Karim Amer est le premier Égyptien jugé pour avoir écrit des blogs critiques à l’égard des autorités religieuses d’el Azhar, du président Moubarak et de l’islam. Il a été accusé notamment de « diffusion d’informations susceptibles de troubler l’ordre public et de ternir la réputation du pays », « d’incitation à la haine de l’islam » et de « diffamation à l’égard du président de la République »".
Blog Freekareem
Chronologie du procès.
"Les autorités égyptiennes (avaient) d’abord placé Karim Amer en détention pendant douze jours, en octobre 2005, en raison de ses écrits sur son blog, Karam903, concernant l’islam et les émeutes motivées par l’intolérance religieuse qui avaient éclaté ce même mois dans le quartier de Maharram Bek, à Alexandrie. Ces émeutes faisaient suite à des informations selon lesquelles la vidéo d’une pièce de théâtre présumée anti-islam était visionnée dans une église copte du quartier, et des DVD de cette pièce étaient en vente dans l’église.
Karim Amer a été libéré sans inculpation, mais le conseil de discipline de l’université d’al Azhar l’a reconnu coupable de blasphème envers l’islam et l’a renvoyé de l’université en mars 2006.

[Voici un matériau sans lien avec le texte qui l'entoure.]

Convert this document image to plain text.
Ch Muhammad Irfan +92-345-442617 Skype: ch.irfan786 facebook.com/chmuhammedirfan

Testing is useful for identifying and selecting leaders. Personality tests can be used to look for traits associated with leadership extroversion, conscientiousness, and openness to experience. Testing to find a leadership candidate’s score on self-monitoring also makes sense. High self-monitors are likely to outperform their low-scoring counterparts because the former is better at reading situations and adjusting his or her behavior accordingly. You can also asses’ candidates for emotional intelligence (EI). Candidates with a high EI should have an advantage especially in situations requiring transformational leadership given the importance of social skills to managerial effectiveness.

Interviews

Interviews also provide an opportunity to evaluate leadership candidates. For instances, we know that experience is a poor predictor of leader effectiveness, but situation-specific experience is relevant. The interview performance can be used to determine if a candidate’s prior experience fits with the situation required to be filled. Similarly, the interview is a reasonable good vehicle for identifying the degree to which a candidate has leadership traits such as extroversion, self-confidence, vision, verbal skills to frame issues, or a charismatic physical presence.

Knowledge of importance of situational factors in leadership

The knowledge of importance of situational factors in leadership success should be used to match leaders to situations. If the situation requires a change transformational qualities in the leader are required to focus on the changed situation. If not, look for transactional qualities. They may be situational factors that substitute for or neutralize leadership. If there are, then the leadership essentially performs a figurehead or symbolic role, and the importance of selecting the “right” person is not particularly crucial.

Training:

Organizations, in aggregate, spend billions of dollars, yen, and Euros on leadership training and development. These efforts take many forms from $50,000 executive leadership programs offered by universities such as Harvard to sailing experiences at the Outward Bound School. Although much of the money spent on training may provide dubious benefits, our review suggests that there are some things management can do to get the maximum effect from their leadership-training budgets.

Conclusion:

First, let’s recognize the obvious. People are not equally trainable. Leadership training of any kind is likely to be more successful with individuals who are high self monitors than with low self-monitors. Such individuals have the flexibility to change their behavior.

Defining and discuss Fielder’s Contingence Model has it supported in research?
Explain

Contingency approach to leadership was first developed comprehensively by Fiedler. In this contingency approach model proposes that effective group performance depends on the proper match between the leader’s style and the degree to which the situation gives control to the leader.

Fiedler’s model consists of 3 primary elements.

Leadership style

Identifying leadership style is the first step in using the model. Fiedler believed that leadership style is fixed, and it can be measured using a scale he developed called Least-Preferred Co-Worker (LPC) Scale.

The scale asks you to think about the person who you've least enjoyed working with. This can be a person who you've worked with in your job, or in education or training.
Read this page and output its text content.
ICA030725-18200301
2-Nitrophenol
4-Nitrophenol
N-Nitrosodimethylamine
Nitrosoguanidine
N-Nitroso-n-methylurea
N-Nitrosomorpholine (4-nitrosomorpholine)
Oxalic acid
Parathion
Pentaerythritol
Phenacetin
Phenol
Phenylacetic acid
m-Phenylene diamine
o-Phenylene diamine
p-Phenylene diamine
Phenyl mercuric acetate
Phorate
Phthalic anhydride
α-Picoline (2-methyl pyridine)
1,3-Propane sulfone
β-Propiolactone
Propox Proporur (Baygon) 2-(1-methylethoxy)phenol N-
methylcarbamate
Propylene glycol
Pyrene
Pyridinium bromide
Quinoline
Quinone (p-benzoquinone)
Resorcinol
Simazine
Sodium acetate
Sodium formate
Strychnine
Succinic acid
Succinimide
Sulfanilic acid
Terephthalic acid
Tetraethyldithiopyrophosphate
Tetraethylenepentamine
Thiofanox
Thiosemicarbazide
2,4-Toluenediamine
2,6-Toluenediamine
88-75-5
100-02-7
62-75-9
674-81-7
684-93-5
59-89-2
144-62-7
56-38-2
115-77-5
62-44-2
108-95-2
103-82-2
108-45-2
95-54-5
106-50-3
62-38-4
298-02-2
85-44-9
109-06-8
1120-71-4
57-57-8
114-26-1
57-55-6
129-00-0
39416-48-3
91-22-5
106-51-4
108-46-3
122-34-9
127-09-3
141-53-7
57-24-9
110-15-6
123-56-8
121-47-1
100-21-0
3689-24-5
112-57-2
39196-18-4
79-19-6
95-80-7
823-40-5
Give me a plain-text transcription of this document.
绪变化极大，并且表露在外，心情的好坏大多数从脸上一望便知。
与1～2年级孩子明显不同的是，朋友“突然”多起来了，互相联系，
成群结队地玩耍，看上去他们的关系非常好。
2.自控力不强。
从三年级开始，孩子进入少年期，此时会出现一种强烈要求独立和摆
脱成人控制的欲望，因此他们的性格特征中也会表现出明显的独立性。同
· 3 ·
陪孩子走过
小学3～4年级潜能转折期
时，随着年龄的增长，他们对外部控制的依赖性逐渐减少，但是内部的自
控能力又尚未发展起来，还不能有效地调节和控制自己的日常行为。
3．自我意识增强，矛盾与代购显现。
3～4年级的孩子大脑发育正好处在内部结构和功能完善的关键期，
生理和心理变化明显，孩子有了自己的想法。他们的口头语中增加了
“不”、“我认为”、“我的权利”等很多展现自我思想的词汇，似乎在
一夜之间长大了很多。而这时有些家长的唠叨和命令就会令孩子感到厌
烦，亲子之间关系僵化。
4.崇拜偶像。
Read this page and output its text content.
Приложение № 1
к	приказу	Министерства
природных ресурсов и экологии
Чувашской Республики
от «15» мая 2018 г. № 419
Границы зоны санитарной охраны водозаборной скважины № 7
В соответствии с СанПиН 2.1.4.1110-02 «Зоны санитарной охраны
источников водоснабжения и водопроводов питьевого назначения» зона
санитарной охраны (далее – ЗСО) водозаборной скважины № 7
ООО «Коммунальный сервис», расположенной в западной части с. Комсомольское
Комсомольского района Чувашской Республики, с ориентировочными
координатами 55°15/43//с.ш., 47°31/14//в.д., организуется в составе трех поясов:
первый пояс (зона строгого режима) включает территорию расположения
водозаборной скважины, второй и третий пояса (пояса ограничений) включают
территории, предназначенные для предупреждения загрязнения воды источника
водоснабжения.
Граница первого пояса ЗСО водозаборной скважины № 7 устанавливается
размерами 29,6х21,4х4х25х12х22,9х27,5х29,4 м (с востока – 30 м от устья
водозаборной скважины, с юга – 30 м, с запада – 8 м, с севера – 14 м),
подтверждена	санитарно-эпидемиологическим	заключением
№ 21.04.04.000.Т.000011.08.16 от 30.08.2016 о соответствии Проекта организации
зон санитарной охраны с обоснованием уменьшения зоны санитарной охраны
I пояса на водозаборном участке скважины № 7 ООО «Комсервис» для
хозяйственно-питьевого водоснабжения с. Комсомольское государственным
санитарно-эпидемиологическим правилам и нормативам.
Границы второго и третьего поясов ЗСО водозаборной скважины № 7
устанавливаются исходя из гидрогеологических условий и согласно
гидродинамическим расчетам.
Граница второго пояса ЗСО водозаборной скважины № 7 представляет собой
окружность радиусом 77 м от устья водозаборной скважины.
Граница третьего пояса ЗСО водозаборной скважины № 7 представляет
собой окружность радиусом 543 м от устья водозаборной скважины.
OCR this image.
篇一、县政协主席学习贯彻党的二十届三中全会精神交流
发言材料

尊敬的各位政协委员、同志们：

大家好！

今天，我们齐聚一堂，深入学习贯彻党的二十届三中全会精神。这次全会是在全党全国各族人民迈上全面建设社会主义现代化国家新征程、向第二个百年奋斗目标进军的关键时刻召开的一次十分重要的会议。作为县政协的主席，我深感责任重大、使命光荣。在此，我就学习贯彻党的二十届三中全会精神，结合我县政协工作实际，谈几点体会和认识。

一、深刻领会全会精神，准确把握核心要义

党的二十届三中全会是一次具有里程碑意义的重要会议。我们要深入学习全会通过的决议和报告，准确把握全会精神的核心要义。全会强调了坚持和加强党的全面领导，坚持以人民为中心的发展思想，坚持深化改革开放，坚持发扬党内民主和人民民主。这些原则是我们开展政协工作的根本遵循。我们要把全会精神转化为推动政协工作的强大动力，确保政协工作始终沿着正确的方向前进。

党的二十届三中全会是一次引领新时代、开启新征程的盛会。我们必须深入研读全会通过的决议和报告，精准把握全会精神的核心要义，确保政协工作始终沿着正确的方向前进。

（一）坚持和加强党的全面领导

Le 7 novembre 2006, Karim Amer a de nouveau été convoqué devant le parquet du district de Maharram Bek, dans la ville d’Alexandrie, après une plainte déposée contre lui par l’université d’al Azhar. Le 7 novembre, le ministère public a ordonné son placement en détention pour quatre jours, période prolongée par la suite de deux semaines, pour donner plus de temps à l’enquête.Pendant cette période, il a été détenu à l’isolement et au secret, et les visites de ses proches n’ont été permises qu’à la dernière semaine de janvier 2007.
Jeudi 22 février: peine de quatre ans d’emprisonnement".